La guerre au Soudan est souvent citée dans une même phrase avec les conflits en Ukraine ou à Gaza, comme l’un des conflits armés les pires au monde. Depuis avril 2023, les paramilitaires, alliés à des milices arabes, affrontent l’armée soudanaise : des combats qui auraient plus de 10.000 victimes, selon l’Onu. Dans la région du Darfour, dans l’ouest du Soudan, les violences ont pris une tournure ethnique qui aggravent une situation humanitaire déjà alarmante au bout de vingt ans de guerre civile.
Une mortalité multipliée par vingt
En juin 2023, le chef-lieu du Darfour occidental, el-Geneina, est tombé aux mains des paramilitaires des FSR conduits par le général Mohammed Hamdane Daglo, allié avec des milices arabes. L’ONG Médecins sans frontières, qui intervient des deux côtés de la frontière, au Soudan et au Tchad, a constaté deux exodes massifs en juin et en novembre. (Ecoutez ci-contre l’interview de Claire Nicolet, de MSF). La mortalité a été multipliée par vingt dans la région depuis le début de la guerre, en avril.

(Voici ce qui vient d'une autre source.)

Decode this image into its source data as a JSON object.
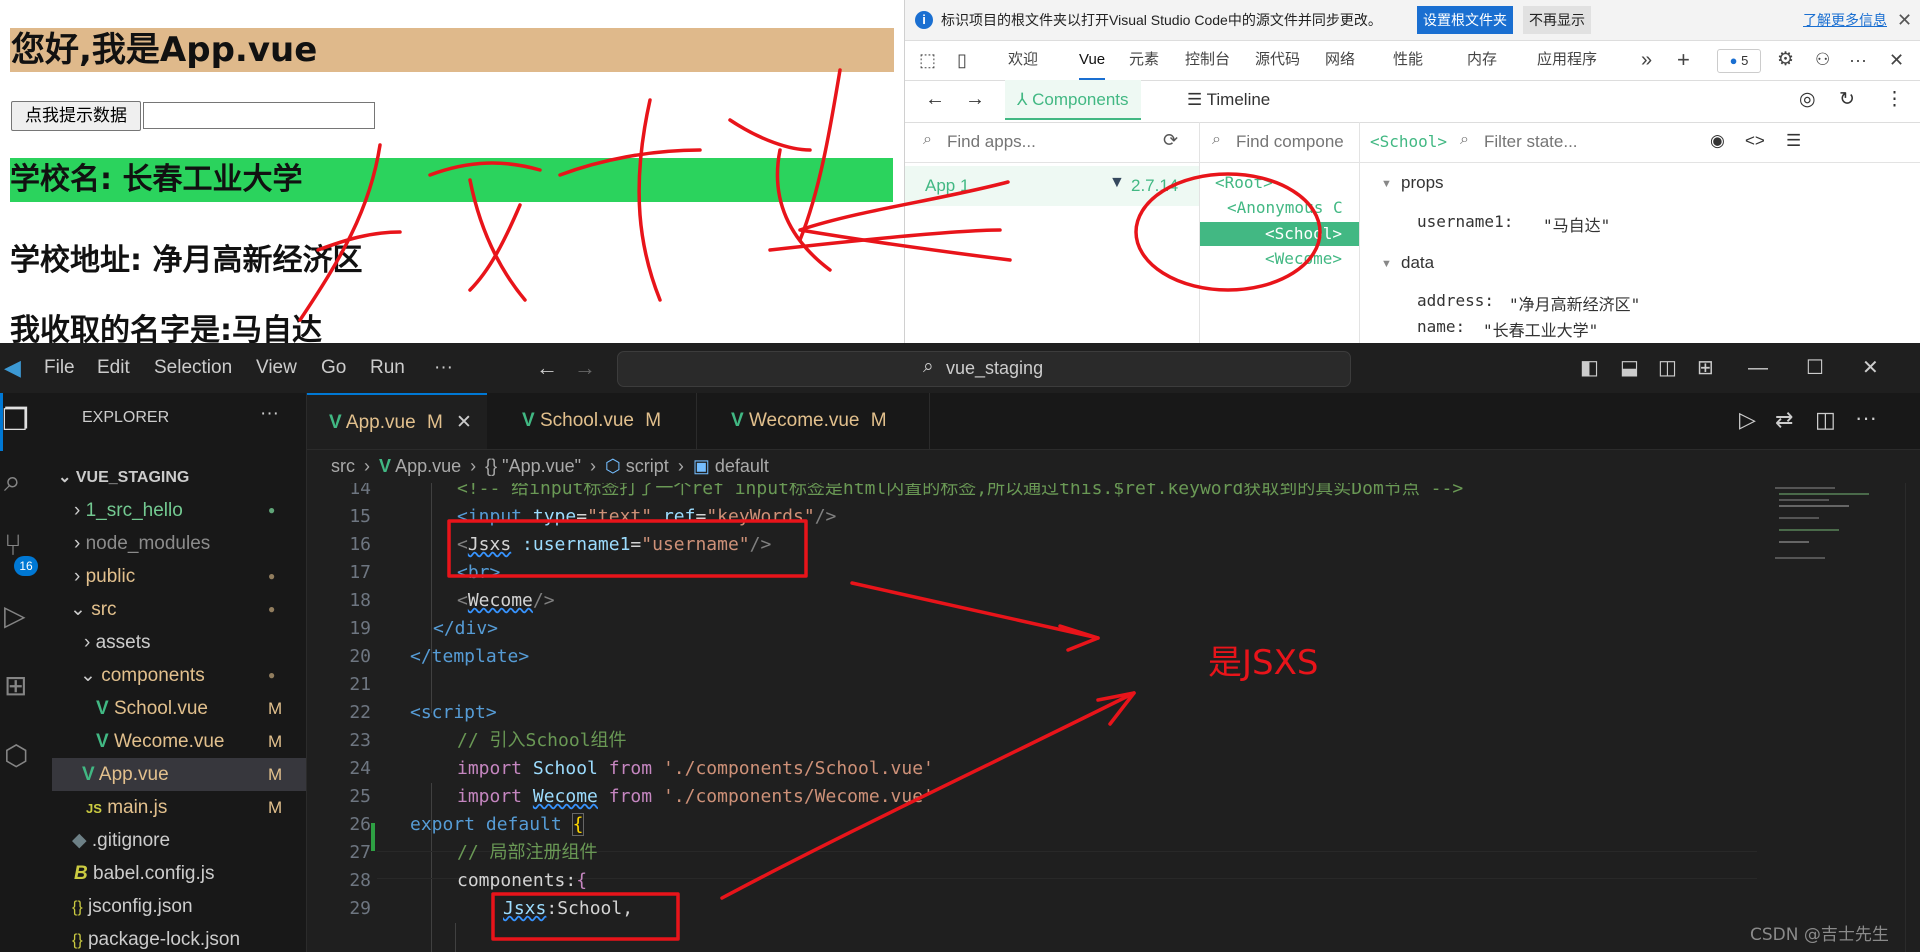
{
  "browser_page": {
    "greeting": "您好,我是App.vue",
    "prompt_button": "点我提示数据",
    "school_name_line": "学校名: 长春工业大学",
    "school_address_line": "学校地址: 净月高新经济区",
    "received_name_line": "我收取的名字是:马自达"
  },
  "devtools": {
    "info_text": "标识项目的根文件夹以打开Visual Studio Code中的源文件并同步更改。",
    "set_root_button": "设置根文件夹",
    "dismiss_button": "不再显示",
    "learn_more": "了解更多信息",
    "tabs": [
      "欢迎",
      "Vue",
      "元素",
      "控制台",
      "源代码",
      "网络",
      "性能",
      "内存",
      "应用程序"
    ],
    "issues_count": "5",
    "vue_tabs": {
      "components": "Components",
      "timeline": "Timeline"
    },
    "find_apps_placeholder": "Find apps...",
    "find_components_placeholder": "Find compone",
    "selected_component": "<School>",
    "filter_state_placeholder": "Filter state...",
    "app_name": "App 1",
    "vue_version": "2.7.14",
    "tree": [
      "<Root>",
      "<Anonymous C",
      "<School>",
      "<Wecome>"
    ],
    "props_label": "props",
    "props": [
      {
        "key": "username1:",
        "value": "\"马自达\""
      }
    ],
    "data_label": "data",
    "data": [
      {
        "key": "address:",
        "value": "\"净月高新经济区\""
      },
      {
        "key": "name:",
        "value": "\"长春工业大学\""
      }
    ]
  },
  "vscode": {
    "menu": [
      "File",
      "Edit",
      "Selection",
      "View",
      "Go",
      "Run",
      "···"
    ],
    "search_text": "vue_staging",
    "explorer_title": "EXPLORER",
    "source_control_badge": "16",
    "root_folder": "VUE_STAGING",
    "tree": [
      {
        "label": "1_src_hello",
        "color": "#73c991",
        "status": "●"
      },
      {
        "label": "node_modules",
        "color": "#8b8b8b",
        "status": ""
      },
      {
        "label": "public",
        "color": "#e2c08d",
        "status": "●"
      },
      {
        "label": "src",
        "color": "#e2c08d",
        "status": "●"
      },
      {
        "label": "assets",
        "color": "#cccccc",
        "status": ""
      },
      {
        "label": "components",
        "color": "#e2c08d",
        "status": "●"
      },
      {
        "label": "School.vue",
        "color": "#e2c08d",
        "status": "M"
      },
      {
        "label": "Wecome.vue",
        "color": "#e2c08d",
        "status": "M"
      },
      {
        "label": "App.vue",
        "color": "#e2c08d",
        "status": "M"
      },
      {
        "label": "main.js",
        "color": "#e2c08d",
        "status": "M"
      },
      {
        "label": ".gitignore",
        "color": "#cccccc",
        "status": ""
      },
      {
        "label": "babel.config.js",
        "color": "#cccccc",
        "status": ""
      },
      {
        "label": "jsconfig.json",
        "color": "#cccccc",
        "status": ""
      },
      {
        "label": "package-lock.json",
        "color": "#cccccc",
        "status": ""
      }
    ],
    "tabs": [
      {
        "label": "App.vue",
        "status": "M"
      },
      {
        "label": "School.vue",
        "status": "M"
      },
      {
        "label": "Wecome.vue",
        "status": "M"
      }
    ],
    "breadcrumb": [
      "src",
      "App.vue",
      "{} \"App.vue\"",
      "script",
      "default"
    ],
    "line_numbers": [
      "14",
      "15",
      "16",
      "17",
      "18",
      "19",
      "20",
      "21",
      "22",
      "23",
      "24",
      "25",
      "26",
      "27",
      "28",
      "29"
    ],
    "code": {
      "l14": "<!-- 给input标签打了一个ref input标签是html内置的标签,所以通过this.$ref.keyword获取到的真实Dom节点 -->",
      "l15_tag": "<input",
      "l15_attr1": "type",
      "l15_val1": "\"text\"",
      "l15_attr2": "ref",
      "l15_val2": "\"keyWords\"",
      "l15_end": "/>",
      "l16_open": "<",
      "l16_tag": "Jsxs",
      "l16_attr": ":username1",
      "l16_val": "\"username\"",
      "l16_end": "/>",
      "l17": "<br>",
      "l18_open": "<",
      "l18_tag": "Wecome",
      "l18_end": "/>",
      "l19": "</div>",
      "l20": "</template>",
      "l22": "<script>",
      "l23": "// 引入School组件",
      "l24_kw": "import",
      "l24_name": "School",
      "l24_from": "from",
      "l24_path": "'./components/School.vue'",
      "l25_kw": "import",
      "l25_name": "Wecome",
      "l25_from": "from",
      "l25_path": "'./components/Wecome.vue'",
      "l26_kw1": "export",
      "l26_kw2": "default",
      "l26_brace": "{",
      "l27": "// 局部注册组件",
      "l28_key": "components:",
      "l28_brace": "{",
      "l29_key": "Jsxs",
      "l29_val": ":School,"
    }
  },
  "annotation": {
    "note": "是JSXS"
  },
  "watermark": "CSDN @吉士先生"
}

La communauté massalit particulièrement visée
Rien qu’à el-Geneina, des experts de l’Onu ont recensé « entre 10.000 et 15.000 » personnes tuées depuis avril 2023. Les personnes visées seraient majoritairement des hommes de la communauté massalit. MSF a pu interroger des patients et des réfugiés. Claire Nicolet, responsable des programmes d’urgence de Médecins sans frontières (MSF) pour le Soudan, relate leur calvaire : « Ils s’étaient fait tirer dessus sur la route. D’autres se sont aussi fait battre sur la route ou à l’intérieur de la ville d’el-Geneina. Ils décrivaient entre le mois d’avril et le mois de juin des combats assez intenses et le ciblage de certaines populations qui étaient visées. Ainsi que des cas de violences sexuelles à des points de passage, utilisées comme monnaie d’échange pour pouvoir continuer la route. »
L’urgence humanitaire
Les combattants ont également détruit, pillé et incendié des infrastructures civiles : des écoles, des mosquées. MSF, qui a de nouveau accès aux lieux, a constaté que plusieurs camps de déplacés du Darfour occidental ont été détruits aux alentours d’el-Geneina. La situation humanitaire est alarmante. Les experts de l’Onu accusent les paramilitaires et les milices arabes de violations pouvant relever de « crimes de guerre » voire de « crimes contre l’humanité ».
« L’aspect nourriture est l’une de nos grandes inquiétudes, en plus des abris, de l’eau et de l’accès à la santé », précise Claire Nicolet qui rappelle que les blessés ne représentent qu’une partie de la réponse médicale, mais que le gros des besoins se concentre sur les femmes enceintes, les maladies chroniques, la pédiatrie.
Or, au Soudan, la population n’a quasiment plus accès aux soins de santé. Côté tchadien, les capacités des infrastructures sont dépassées en raison de l’afflux régulier de nouveaux réfugiés. Quant au financement de l’aide, le bureau de coordination des Affaires humanitaires de l’Onu estimait, en décembre, que seuls 33% du plan de réponse étaient couverts pour le moment.